The trial wound its slow way onwards. Among the last of the prosecution witnesses, Detective Inspector ‘Persil’ White gave us the pleasure of his company. He seemed a perfectly reasonable police officer and I thought he might be willing to help us. I hadn’t reckoned on the enthusiasm with which ‘Custodial Cookson’ was prepared to help the prosecution out of the lazy and somewhat careless hands of the experienced Vincent Caraway.
‘Detective Inspector, do you from time to time frequent a local pub known as the Needle Arms?’ I asked.
‘I take a drink there occasionally.’
‘And do you sometimes pick up helpful information about local crimes and who commits them?’
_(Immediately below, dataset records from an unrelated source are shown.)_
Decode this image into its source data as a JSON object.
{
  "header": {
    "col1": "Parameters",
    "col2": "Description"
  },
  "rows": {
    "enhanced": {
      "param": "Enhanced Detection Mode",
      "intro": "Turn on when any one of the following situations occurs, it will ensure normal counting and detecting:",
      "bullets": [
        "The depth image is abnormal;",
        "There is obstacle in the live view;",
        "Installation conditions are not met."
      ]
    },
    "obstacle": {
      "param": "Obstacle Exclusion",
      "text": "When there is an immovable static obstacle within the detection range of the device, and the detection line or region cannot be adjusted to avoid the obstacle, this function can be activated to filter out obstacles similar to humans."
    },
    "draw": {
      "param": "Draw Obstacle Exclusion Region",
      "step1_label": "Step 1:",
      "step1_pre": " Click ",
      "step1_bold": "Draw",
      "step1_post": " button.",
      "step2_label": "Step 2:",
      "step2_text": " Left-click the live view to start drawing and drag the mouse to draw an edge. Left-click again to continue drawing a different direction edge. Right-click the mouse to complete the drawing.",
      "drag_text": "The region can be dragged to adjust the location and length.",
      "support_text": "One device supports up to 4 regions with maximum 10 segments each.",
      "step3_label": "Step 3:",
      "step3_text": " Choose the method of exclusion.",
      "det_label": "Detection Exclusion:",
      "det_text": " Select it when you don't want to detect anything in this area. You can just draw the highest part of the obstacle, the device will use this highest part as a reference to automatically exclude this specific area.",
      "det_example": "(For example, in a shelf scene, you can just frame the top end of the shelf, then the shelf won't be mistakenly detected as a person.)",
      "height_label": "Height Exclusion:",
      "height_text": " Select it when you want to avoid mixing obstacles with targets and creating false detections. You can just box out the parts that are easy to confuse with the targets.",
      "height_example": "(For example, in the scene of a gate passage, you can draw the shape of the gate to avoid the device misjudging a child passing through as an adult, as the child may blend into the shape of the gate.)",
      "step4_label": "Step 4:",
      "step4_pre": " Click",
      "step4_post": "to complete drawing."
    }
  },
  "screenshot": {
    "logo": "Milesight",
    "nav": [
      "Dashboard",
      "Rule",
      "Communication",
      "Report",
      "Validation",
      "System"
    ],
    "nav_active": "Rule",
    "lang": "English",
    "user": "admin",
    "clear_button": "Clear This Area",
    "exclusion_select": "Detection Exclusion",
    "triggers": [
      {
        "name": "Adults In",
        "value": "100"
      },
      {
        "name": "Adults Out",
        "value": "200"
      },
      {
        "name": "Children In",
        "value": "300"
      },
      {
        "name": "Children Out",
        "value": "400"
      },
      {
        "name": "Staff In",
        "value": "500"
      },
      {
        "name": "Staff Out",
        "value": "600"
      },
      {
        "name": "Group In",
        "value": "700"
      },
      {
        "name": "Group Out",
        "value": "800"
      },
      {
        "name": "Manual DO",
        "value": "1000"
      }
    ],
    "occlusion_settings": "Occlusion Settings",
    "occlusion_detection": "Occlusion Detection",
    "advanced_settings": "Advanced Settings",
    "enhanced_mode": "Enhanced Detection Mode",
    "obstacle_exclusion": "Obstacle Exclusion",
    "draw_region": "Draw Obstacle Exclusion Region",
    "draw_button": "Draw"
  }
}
‘Let’s say I learn more about crime in Britain at the Needle Arms than I would if I stopped at home reading the paper.’
‘And did you get the information about the Sound Universe break-in from someone in the Needle Arms?’
‘I might have done.’ ‘Persil’ was becoming cautious.
‘And was that someone a member of the Molloy family?’
‘Mr Rumpole,’ the custodial expression had been screwed back on the judge’s face, ‘are you intending to call this member of the Molloy family as a witness?’
The answer was that I thought any member of the Molloy family would be as likely to help the defence as Judge Cookson was to place Uncle Cyril, if found guilty, upon probation. So I told him, ‘No, Your Honour, I am not calling any member of the Molloy family.’
‘Then I suppose, Mr Caraway, the nature of your objection would be that any communication between the officer and this person from the Molloy family would be pure hearsay.’